Les règles énoncées dans la décision d’assemblée du 21 décembre 2012 Commune de Douai, auxquelles la loi n° 85-30 du 9 janvier 1985 n’a pas entendu déroger, trouvent à s’appliquer lorsque le cocontractant de l’administration était, antérieurement à la passation de la délégation de service public de remontées mécaniques, propriétaire de biens qu’il a, en acceptant de conclure le contrat, affectés au fonctionnement du service public et qui sont nécessaires à celui-ci. Une telle mise à disposition emporte le transfert des biens dans le patrimoine de la personne publique. La valeur de cet apport, eu égard notamment au coût que représenterait l’acquisition ou la réalisation de biens de même nature, à la durée pendant laquelle les biens apportés peuvent être encore utilisés pour les besoins du service public et au montant des amortissements déjà réalisés, peut soit être prise en compte par les parties dans la définition de l’équilibre économique du contrat, soit faire l’objet d’une indemnisation si l’équilibre économique du contrat ne peut être regardé comme permettant une telle prise en compte par les résultats de l’exploitation, à la condition – dans les deux hypothèses – qu’il n’en résulte aucune libéralité de la part de la personne publique.

CONTENTIEUX DES CONTRATS PUBLICS

CE 6 juin 2018, Société Orange, n° 411053

Un refus de renouvellement d’un contrat peut-il faire l’objet d’une action en reprise des relations contractuelles ?

Recours entre les parties  Action en reprise des relations contractuelles  Recevabilité  Absence  Contestation du refus de renouveler un contrat.

Une société contestant la validité de la décision par laquelle une commune avec laquelle elle avait conclu une convention d’occupation du domaine public, reconductible tacitement et autorisant l’installation sur son territoire d’équipements techniques de radiophonie mobile, a fait usage de la faculté que lui offrait cette convention de s’opposer, six mois avant le terme prévu, à la reconduction de la convention, et demande également que soit ordonnée la reprise des relations contractuelles. La décision de la commune ne constituait pas une mesure de résiliation de la convention d’occupation du domaine public, mais une décision de ne pas la reconduire lorsqu’elle serait parvenue à son terme initial.

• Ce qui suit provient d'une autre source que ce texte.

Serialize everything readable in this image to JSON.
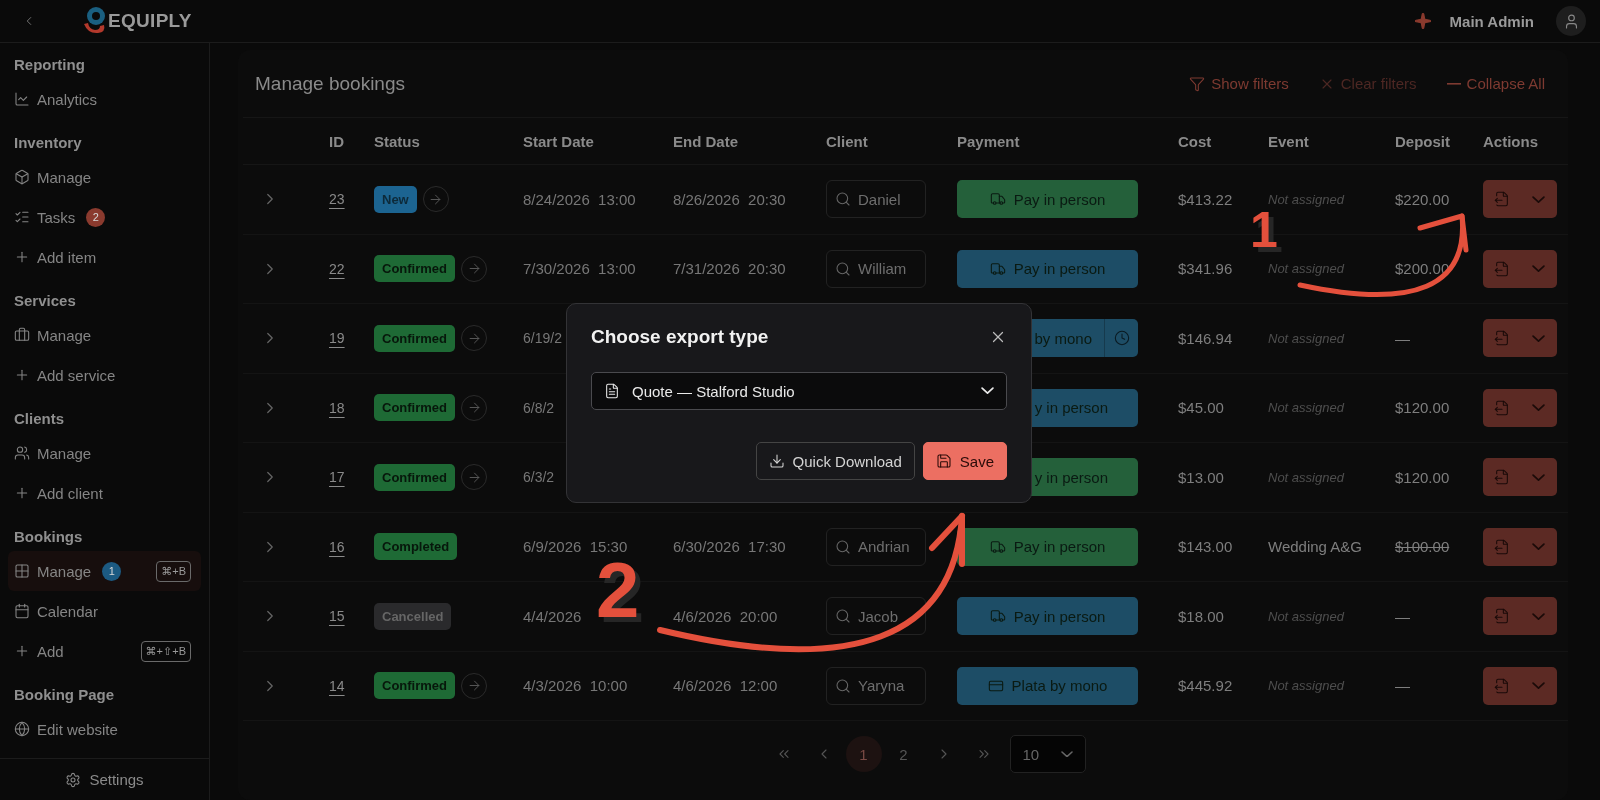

Eu égard à la portée d’une telle décision, qui n’a ni pour objet, ni pour effet de mettre unilatéralement un terme à une convention en cours, le juge du contrat peut seulement rechercher si elle est intervenue dans des conditions de nature à ouvrir droit à une indemnité. Dès lors, la société ne pouvait pas saisir le juge d’un recours en reprise des relations contractuelles et les conclusions qu’elle avait formulées en ce sens, à l’encontre de la décision prise par la commune en première instance, étaient par suite irrecevables.